After being spun off from Gnosis, the Safe community is now faced with the proposed distribution of 50 million SAFE tokens. This will result in the successful launch of its independent SafeDAO to govern the Gnosis Safe ecosystem.
Gnosis Safe’s multi-signature wallet is powered by smart contracts. To execute transactions, a multi-signature or multisig wallet requires the signatures of more than one person.
According to the current proposal, the goals of the reward airdrop include decentralizing SAFE governance, rewarding active users with more tokens than less active users, raising awareness of Safe and SafeDAO, and making it a community-driven project.
Safe made available a spreadsheet containing over 45,000 eligible Ethereum addresses.
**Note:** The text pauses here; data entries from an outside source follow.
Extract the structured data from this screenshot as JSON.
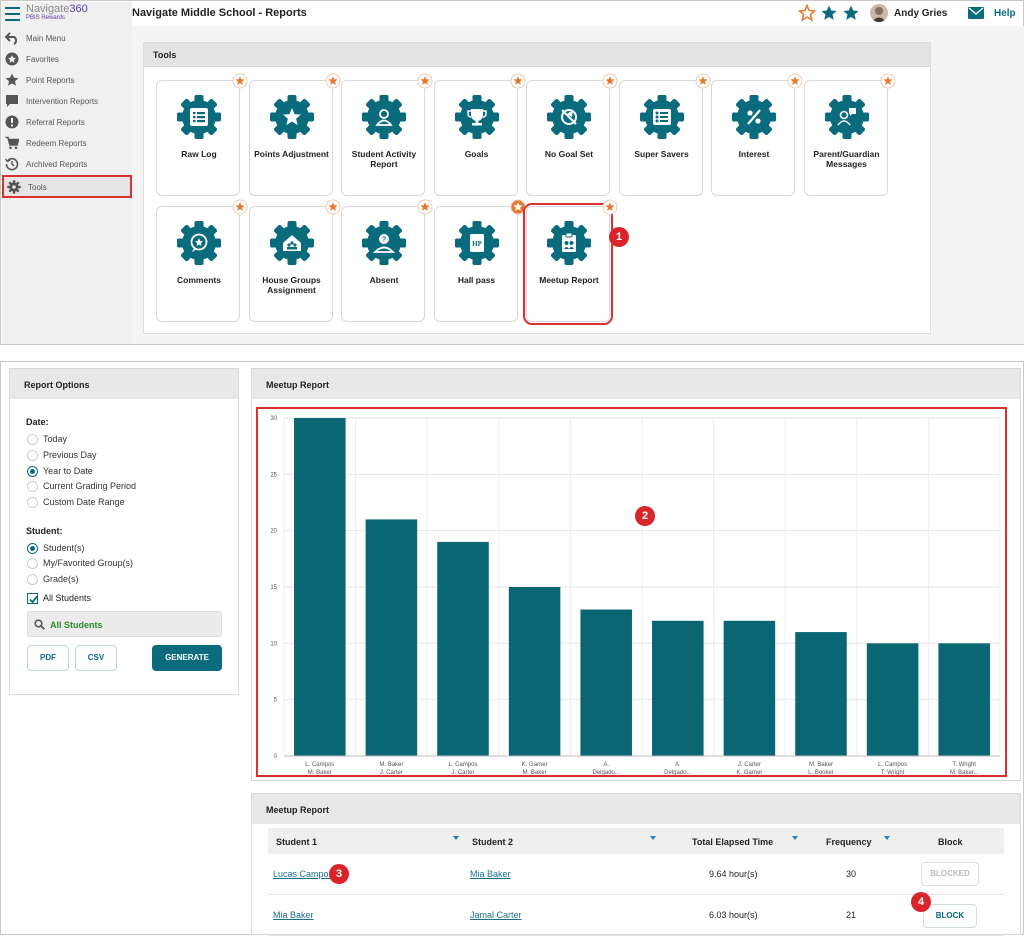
{
  "app": {
    "logo_text": "Navigate",
    "logo_num": "360",
    "logo_sub": "PBIS Rewards",
    "page_title": "Navigate Middle School - Reports"
  },
  "header": {
    "user_name": "Andy Gries",
    "help_label": "Help"
  },
  "sidebar": {
    "items": [
      {
        "label": "Main Menu",
        "icon": "back-arrow-icon"
      },
      {
        "label": "Favorites",
        "icon": "star-circle-icon"
      },
      {
        "label": "Point Reports",
        "icon": "star-icon"
      },
      {
        "label": "Intervention Reports",
        "icon": "speech-bubble-icon"
      },
      {
        "label": "Referral Reports",
        "icon": "alert-icon"
      },
      {
        "label": "Redeem Reports",
        "icon": "cart-icon"
      },
      {
        "label": "Archived Reports",
        "icon": "history-icon"
      },
      {
        "label": "Tools",
        "icon": "gear-icon"
      }
    ]
  },
  "tools": {
    "title": "Tools",
    "cards": [
      {
        "label": "Raw Log",
        "icon": "list-icon"
      },
      {
        "label": "Points Adjustment",
        "icon": "star-icon"
      },
      {
        "label": "Student Activity Report",
        "icon": "person-icon"
      },
      {
        "label": "Goals",
        "icon": "trophy-icon"
      },
      {
        "label": "No Goal Set",
        "icon": "no-goal-icon"
      },
      {
        "label": "Super Savers",
        "icon": "savers-list-icon"
      },
      {
        "label": "Interest",
        "icon": "percent-icon"
      },
      {
        "label": "Parent/Guardian Messages",
        "icon": "parent-message-icon"
      },
      {
        "label": "Comments",
        "icon": "comment-icon"
      },
      {
        "label": "House Groups Assignment",
        "icon": "house-icon"
      },
      {
        "label": "Absent",
        "icon": "absent-person-icon"
      },
      {
        "label": "Hall pass",
        "icon": "hall-pass-icon"
      },
      {
        "label": "Meetup Report",
        "icon": "meetup-clipboard-icon"
      }
    ]
  },
  "markers": [
    "1",
    "2",
    "3",
    "4"
  ],
  "options": {
    "title": "Report Options",
    "date_label": "Date:",
    "date_options": [
      "Today",
      "Previous Day",
      "Year to Date",
      "Current Grading Period",
      "Custom Date Range"
    ],
    "date_selected": "Year to Date",
    "student_label": "Student:",
    "student_options": [
      "Student(s)",
      "My/Favorited Group(s)",
      "Grade(s)"
    ],
    "student_selected": "Student(s)",
    "all_students_check": "All Students",
    "search_value": "All Students",
    "pdf": "PDF",
    "csv": "CSV",
    "generate": "GENERATE"
  },
  "chart_title": "Meetup Report",
  "chart_data": {
    "type": "bar",
    "categories": [
      [
        "L. Campos",
        "M. Baker"
      ],
      [
        "M. Baker",
        "J. Carter"
      ],
      [
        "L. Campos",
        "J. Carter"
      ],
      [
        "K. Garner",
        "M. Baker"
      ],
      [
        "A.",
        "Delgado..."
      ],
      [
        "A.",
        "Delgado..."
      ],
      [
        "J. Carter",
        "K. Garner"
      ],
      [
        "M. Baker",
        "L. Booker"
      ],
      [
        "L. Campos",
        "T. Wright"
      ],
      [
        "T. Wright",
        "M. Baker..."
      ]
    ],
    "values": [
      30,
      21,
      19,
      15,
      13,
      12,
      12,
      11,
      10,
      10
    ],
    "ylim": [
      0,
      30
    ],
    "yticks": [
      0,
      5,
      10,
      15,
      20,
      25,
      30
    ],
    "grid": true,
    "color": "#0b6673"
  },
  "table": {
    "title": "Meetup Report",
    "columns": [
      "Student 1",
      "Student 2",
      "Total Elapsed Time",
      "Frequency",
      "Block"
    ],
    "rows": [
      {
        "student1": "Lucas Campos",
        "student2": "Mia Baker",
        "time": "9.64 hour(s)",
        "frequency": "30",
        "block": "BLOCKED"
      },
      {
        "student1": "Mia Baker",
        "student2": "Jamal Carter",
        "time": "6.03 hour(s)",
        "frequency": "21",
        "block": "BLOCK"
      }
    ]
  }
}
Safe users who created their address before the February 9, 2022, proposal to launch the SafeDAO are eligible for the airdrop.
This is the cut-off date because, on this day, the spin-off proposal was moved to phase 2 of the GnosisDAO governance process in order to “prevent users from gaming the allocation and rather reward real users instead of airdrop hunters.”
“[The February proposal] presented plans of launching a SAFE token. 5% of the total supply is allocated to reward users for their past contributions and usage. Of those 5%, half will be available immediately and the remaining half will be vesting linearly over 4 years.
Last month, the digital asset management platform Gnosis rebranded as Safe and secured a $100 million funding round led by 1kx.
Users can use Gnosis Safe to securely store Ethereum and ERC20 tokens and interact with dApps. The total amount of ETH stored in Gnosis Safe contracts is nearly 1.6 million, which is the starting point for calculating the value stored per Safe.
According to the Safe proposal, the SafeDAO will send at least 400 SAFE tokens to 21,935 addresses. Initially, Safe governance will take place on the Ethereum mainnet.